I waited nearly 15 minutes on the platform at Westbourne Park and took the first eastbound train that came along, unfortunately a Circle line train that got me only as far as Liverpool Street. But the walk from there to the Whitechapel Gallery wasn't really that much further than had I gotten the H & C to Aldgate East, and I ate my peanut butter and jelly sandwich along the way.

At the gallery, I looked at some of the Emily Jacir exhibition, entitled "Europa" -- I saw parts of the large section on the assassination in Rome of Palestinian writer Wael Zuaiter by Mossad agents in 1972, and  "stazione" (something she did for the 2009? Biennale in which she added Arabic lettering to the names of many of the vaporetto stops in Venice as a way of highlighting the connections between Venice and the Arab world -- the work wasn't completed because it was deemed too controversial or dangerous or something). I also saw part 1 (three more parts will come over the next year or so) of Arabic art from the collection of the Barjeel Art Foundation -- modern works (1900-1968) by artists from Egypt, Algeria, Iraq, Lebanon and Palestine.
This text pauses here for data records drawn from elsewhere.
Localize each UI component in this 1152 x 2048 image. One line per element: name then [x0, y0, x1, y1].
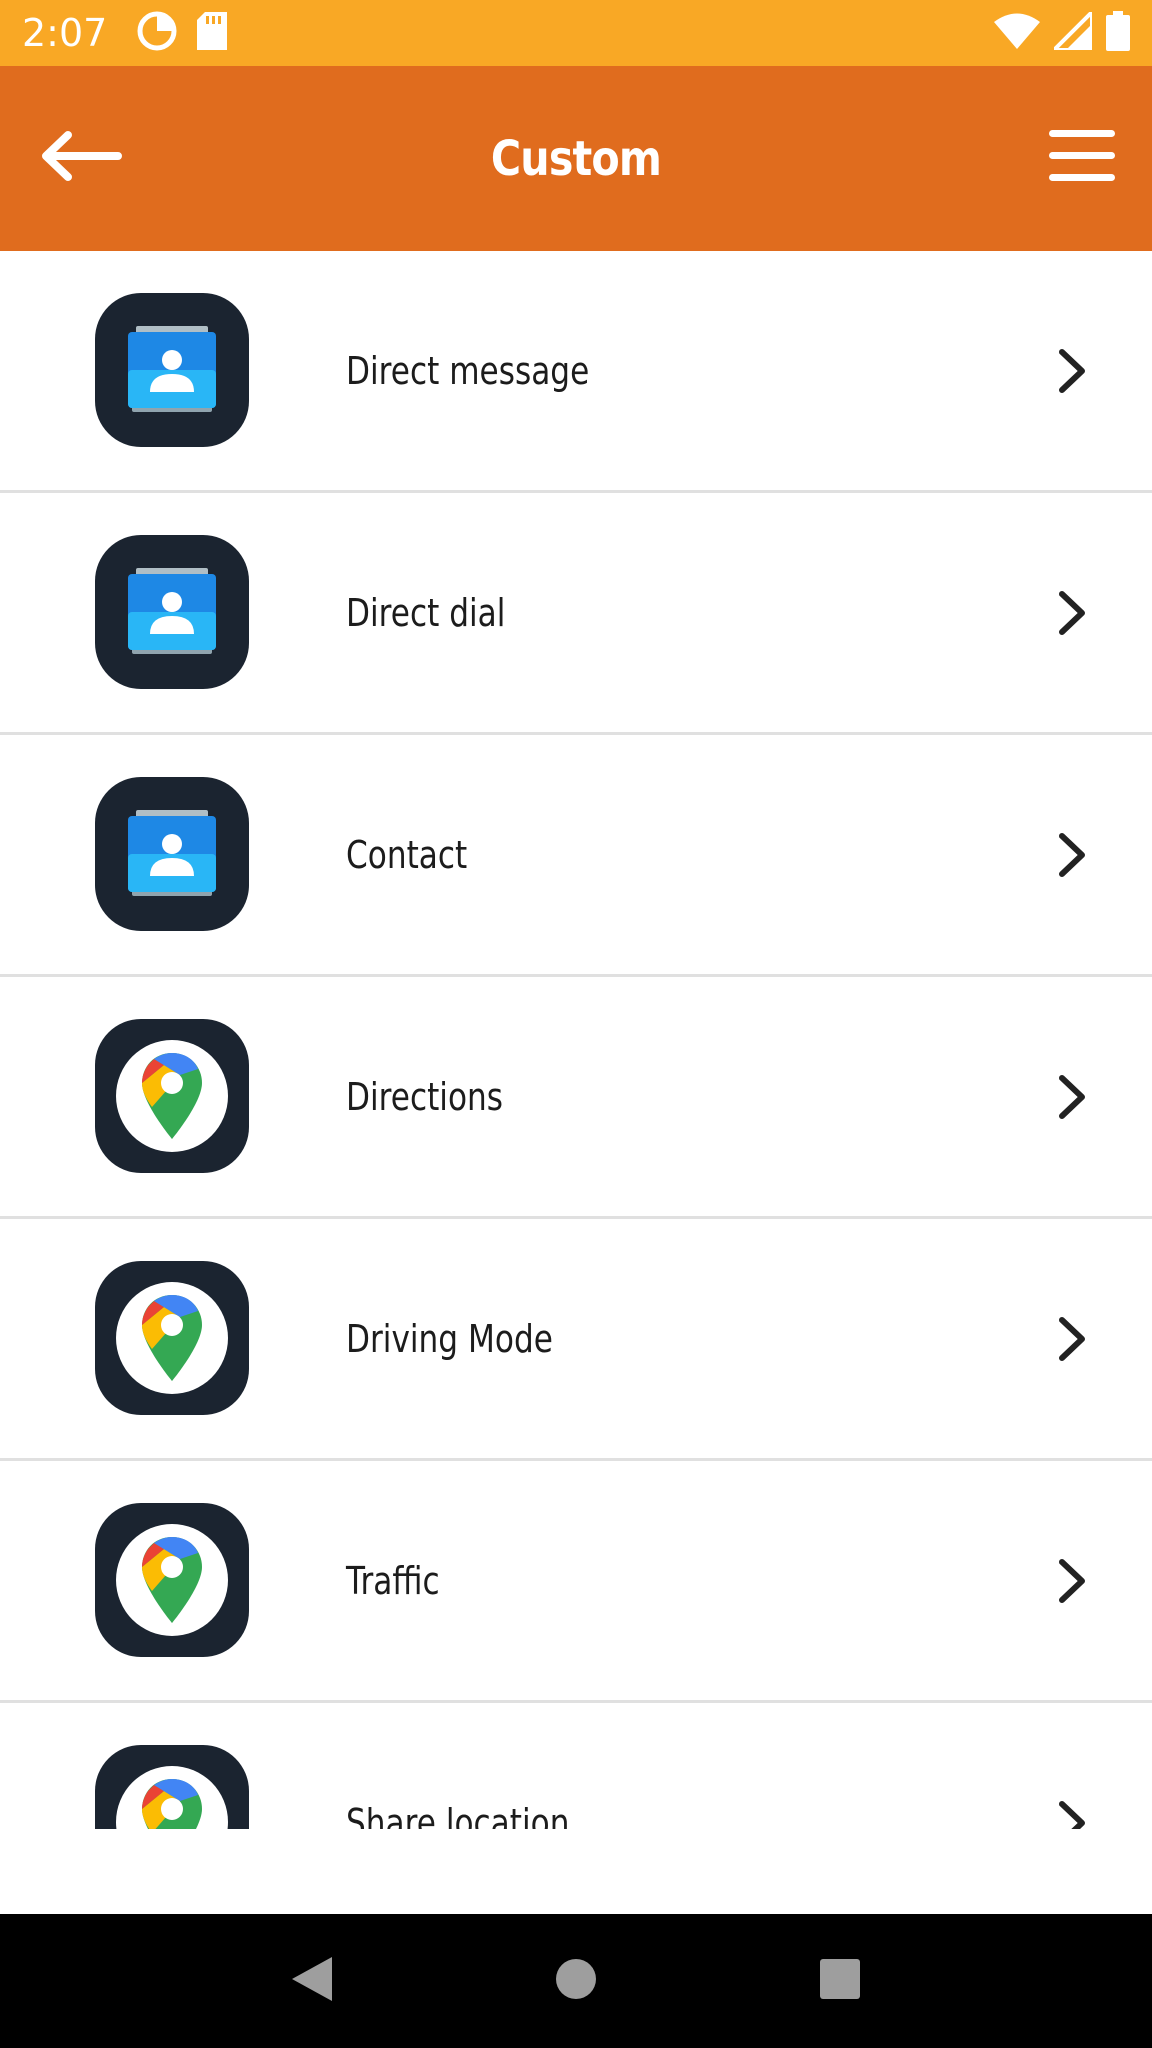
- list-item-label: Direct message: [346, 348, 590, 393]
- arrow-left-icon: [38, 130, 122, 187]
- wifi-icon: [994, 13, 1040, 54]
- list-item-label: Direct dial: [346, 590, 506, 635]
- chevron-right-icon: [1052, 1556, 1092, 1606]
- page-title: Custom: [490, 130, 662, 187]
- chevron-right-icon: [1052, 588, 1092, 638]
- list-item-direct-message[interactable]: Direct message: [0, 251, 1152, 493]
- list-item-directions[interactable]: Directions: [0, 977, 1152, 1219]
- status-bar: 2:07: [0, 0, 1152, 66]
- chevron-right-icon: [1052, 1798, 1092, 1829]
- status-left-icons: [137, 11, 228, 56]
- app-bar: Custom: [0, 66, 1152, 251]
- system-nav-bar: [0, 1914, 1152, 2048]
- chevron-right-icon: [1052, 830, 1092, 880]
- google-maps-icon: [95, 1745, 249, 1829]
- recents-square-icon: [819, 1958, 861, 2005]
- battery-icon: [1106, 10, 1130, 56]
- status-time: 2:07: [22, 11, 108, 55]
- sd-card-icon: [197, 11, 228, 55]
- back-triangle-icon: [290, 1955, 334, 2008]
- chevron-right-icon: [1052, 346, 1092, 396]
- nav-back-button[interactable]: [267, 1936, 357, 2026]
- contacts-app-icon: [95, 777, 249, 931]
- status-right-icons: [994, 6, 1130, 56]
- list-item-label: Contact: [346, 832, 468, 877]
- list-item-traffic[interactable]: Traffic: [0, 1461, 1152, 1703]
- google-maps-icon: [95, 1019, 249, 1173]
- list-item-label: Share location: [346, 1800, 570, 1830]
- contacts-app-icon: [95, 293, 249, 447]
- home-circle-icon: [555, 1958, 597, 2005]
- chevron-right-icon: [1052, 1314, 1092, 1364]
- list-item-label: Directions: [346, 1074, 504, 1119]
- signal-icon: [1049, 6, 1094, 55]
- contacts-app-icon: [95, 535, 249, 689]
- nav-home-button[interactable]: [531, 1936, 621, 2026]
- back-button[interactable]: [30, 119, 130, 199]
- data-saver-icon: [137, 11, 177, 56]
- list-item-contact[interactable]: Contact: [0, 735, 1152, 977]
- list-item-share-location[interactable]: Share location: [0, 1703, 1152, 1829]
- google-maps-icon: [95, 1503, 249, 1657]
- list-item-direct-dial[interactable]: Direct dial: [0, 493, 1152, 735]
- list-item-label: Traffic: [346, 1558, 440, 1603]
- menu-button[interactable]: [1042, 119, 1122, 199]
- chevron-right-icon: [1052, 1072, 1092, 1122]
- list-item-label: Driving Mode: [346, 1316, 553, 1361]
- hamburger-menu-icon: [1047, 128, 1117, 189]
- nav-recents-button[interactable]: [795, 1936, 885, 2026]
- google-maps-icon: [95, 1261, 249, 1415]
- list-item-driving-mode[interactable]: Driving Mode: [0, 1219, 1152, 1461]
- action-list[interactable]: Direct message Direct dial Contact Direc…: [0, 251, 1152, 1829]
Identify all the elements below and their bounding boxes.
In the small children's gallery was a bittersweet exhibition called "The Name of Fear." A Brazilian artist had asked London school kids to tell her what they feared, and she made a series of capes of fabric and other materials, with lettering spelling out the fears such as "strangers," "the end of the world," "nightmares" and "biscuit crumbs."

When I left the gallery, the mist had returned, but I was still optimistic that it would pass. But it was my optimism that passed, for it was coming down steadily by the time I reached Brockley station and my walk to the gates of Nunhead Cemetery was a soggy one. There I met up with David and Janie, who for the second year have very generously accompanied me as I tick off another of the Magnificent Seven cemeteries. Nunhead sits on a hill, with a view of the tall buildings at the Elephant & Castle visible in the distance, framed by the trees and the cemetery gates. There's a lovely ruin of a funeral chapel (not quite as creepy as the one at Abney Park) and winding, tree-lined paths around the (mostly) Victorian gravesites. The gloomy day certainly made for an atmospheric stroll among the headstones. We found a couple of the noted memorials -- one to the nine boy scouts who were drowned in boating accident on their way to a camping trip in 1912, and the other a massive tomb in a Greek or Turkish style (David will know, as he recognized the shape) of someone named John Allan. So now, I've done all seven of the great Victorian cemeteries. It's taken me only ten years to do it!

Damp and in need of refreshment, we then headed for the Ivy House, a nearby pub that was saved from developers when locals had it declared a community asset and developed a share-based funding scheme in order to purchase it. I'd heard an episode of the Londonist Out Loud podcast about the pub, which was a popular music venue in the 70s and 80s. Ian Dury, Elvis Costello and Joe Strummer all played there. Just as we were walking to the pub, a line of about 30 school kids and their minders marched up the pavement and right in the pub door. We followed. The kiddies were headed to the back room with a little stage where they took part in an after school program of arts and theatre. We got 1/2 pints and crisps and settled into a booth in the other back room, a room with booths, tables, dark wood paneling and a fireplace (not lit, alas). Soon, some girls about 10 years old came into that room for their dance class. It was great to see the pub being used to fill the needs of the community in this way. I'll have to listen to the podcast again, but I seem to remember that different adult groups meet there during the day. The pub really functions as the community's living room, something we'd never see happen in America, unfortunately.

By the time we left, the rain had stopped for good and it looks like I'll have good weather (cool but dry) for the rest of my visit. Thanks again to David and Janie. Next year, we'll go to Highgate.